PINECONE_API_KEY = os.getenv("PINECONE_API_KEY")

pc = Pinecone(api_key=PINECONE_API_KEY)

index_name = "medibot"

pc.create_index(
    name= index_name,
    dimension=384,
    metric="cosine",
    spec=ServerlessSpec(
        cloud="aws",
        region="us-east-1"
    ) 
)

{
    "name": "medibot",
    "metric": "cosine",
    "host": "medibot-sgn6oe0.svc.aped-4627-b74a.pinecone.io",
    "spec": {
        "serverless": {
            "cloud": "aws",
            "region": "us-east-1"
        }
    },
    "status": {
        "ready": true,
        "state": "Ready"
    },
    "vector_type": "dense",
    "dimension": 384,
    "deletion_protection": "disabled",
    "tags": null
}

In [47]:
import os
os.environ["PINECONE_API_KEY"] = PINECONE_API_KEY

In [48]:
# EMBEED each chunk and insert the embeddings into your Pinecode index

from langchain_pinecone import PineconeVectorStore

docsearch = PineconeVectorStore.from_documents(
    documents=text_chunks,
    index_name=index_name,
    embedding=embeddings
)

In [51]:
# Load Existing index

from langchain_pinecone import PineconeVectorStore

#embed each chunk and upsert the embeddings into your Pincone index
docsearch = PineconeVectorStore.from_existing_index(
    index_name=index_name,
    embedding=embeddings
)


In [53]:
docsearch #will get the object <langchain_pinecone.vectorstores.PineconeVectorStore at 0x255b87547a0>

<langchain_pinecone.vectorstores.PineconeVectorStore at 0x255b87547a0>

In [54]:
retriever = docsearch.as_retriever(search_type="similarity", search_kwargs={"k":3})

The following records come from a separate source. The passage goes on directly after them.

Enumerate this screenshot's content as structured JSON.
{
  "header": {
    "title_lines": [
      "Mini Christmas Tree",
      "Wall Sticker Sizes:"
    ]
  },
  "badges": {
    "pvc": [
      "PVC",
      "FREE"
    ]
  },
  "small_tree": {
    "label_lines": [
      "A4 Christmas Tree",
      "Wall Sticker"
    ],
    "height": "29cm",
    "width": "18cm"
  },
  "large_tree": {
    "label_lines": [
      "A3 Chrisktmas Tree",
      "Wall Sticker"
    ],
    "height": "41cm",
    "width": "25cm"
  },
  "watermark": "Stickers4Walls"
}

retrieved_docs = retriever.invoke("what is Acne?")

retrieved_docs

[Document(id='c6c52184-e604-473f-9b82-ae3c6e4aa557', metadata={'creationdate': '2004-12-18T17:00:02-05:00', 'creator': 'PyPDF', 'moddate': '2004-12-18T16:15:31-06:00', 'page': 39.0, 'page_label': '40', 'producer': 'PDFlib+PDI 5.0.0 (SunOS)', 'source': 'Data\\Medical_book.pdf', 'total_pages': 637.0}, page_content='GALE ENCYCLOPEDIA OF MEDICINE 226\nAcne\nGEM - 0001 to 0432 - A  10/22/03 1:41 PM  Page 26'),
 Document(id='9ba4dc72-2115-419b-bb6a-82a4e5a226f0', metadata={'creationdate': '2004-12-18T17:00:02-05:00', 'creator': 'PyPDF', 'moddate': '2004-12-18T16:15:31-06:00', 'page': 38.0, 'page_label': '39', 'producer': 'PDFlib+PDI 5.0.0 (SunOS)', 'source': 'Data\\Medical_book.pdf', 'total_pages': 637.0}, page_content='GALE ENCYCLOPEDIA OF MEDICINE 2 25\nAcne\nAcne vulgaris affecting a woman’s face. Acne is the general\nname given to a skin disorder in which the sebaceous\nglands become inflamed.(Photograph by Biophoto Associ-\nates, Photo Researchers, Inc. Reproduced by permission.)\nGEM -

In [55]:
MISTRAL_API_KEY = os.getenv("MISTRAL_API_KEY")

In [57]:
import os
os.environ["MISTRAL_API_KEY"] = MISTRAL_API_KEY

In [59]:
from langchain_mistralai import ChatMistralAI
llm = ChatMistralAI(temperature=0.4, max_tokens=500)

In [61]:
from langchain.chains import create_retrieval_chain
from langchain.chains.combine_documents import create_stuff_documents_chain
from langchain_core.prompts import ChatPromptTemplate

system_prompt = (
    "You are an assistant for question-answering tasks. "
    "Use the following pieces of retrieved context to answer "
    "the question. If you don't know the answer, say that you "
    "don't know. Use three sentences maximum and keep the "
    "answer concise."
    "\n\n"
    "{context}"
)


prompt = ChatPromptTemplate.from_messages(
    [
        ("system", system_prompt),
        ("human", "{input}"),
    ]
)

In [62]:

question_answer_chain = create_stuff_documents_chain(llm, prompt)
rag_chain = create_retrieval_chain(retriever, question_answer_chain)


In [63]:
response = rag_chain.invoke({"input": "what is Acne?"})
print(response["answer"])

Acne is a common skin disease characterized by pimples on the face, chest, and back. It occurs when pores become clogged with oil, dead skin cells, and bacteria. Acne vulgaris, its medical term, affects approximately 17 million people in the United States.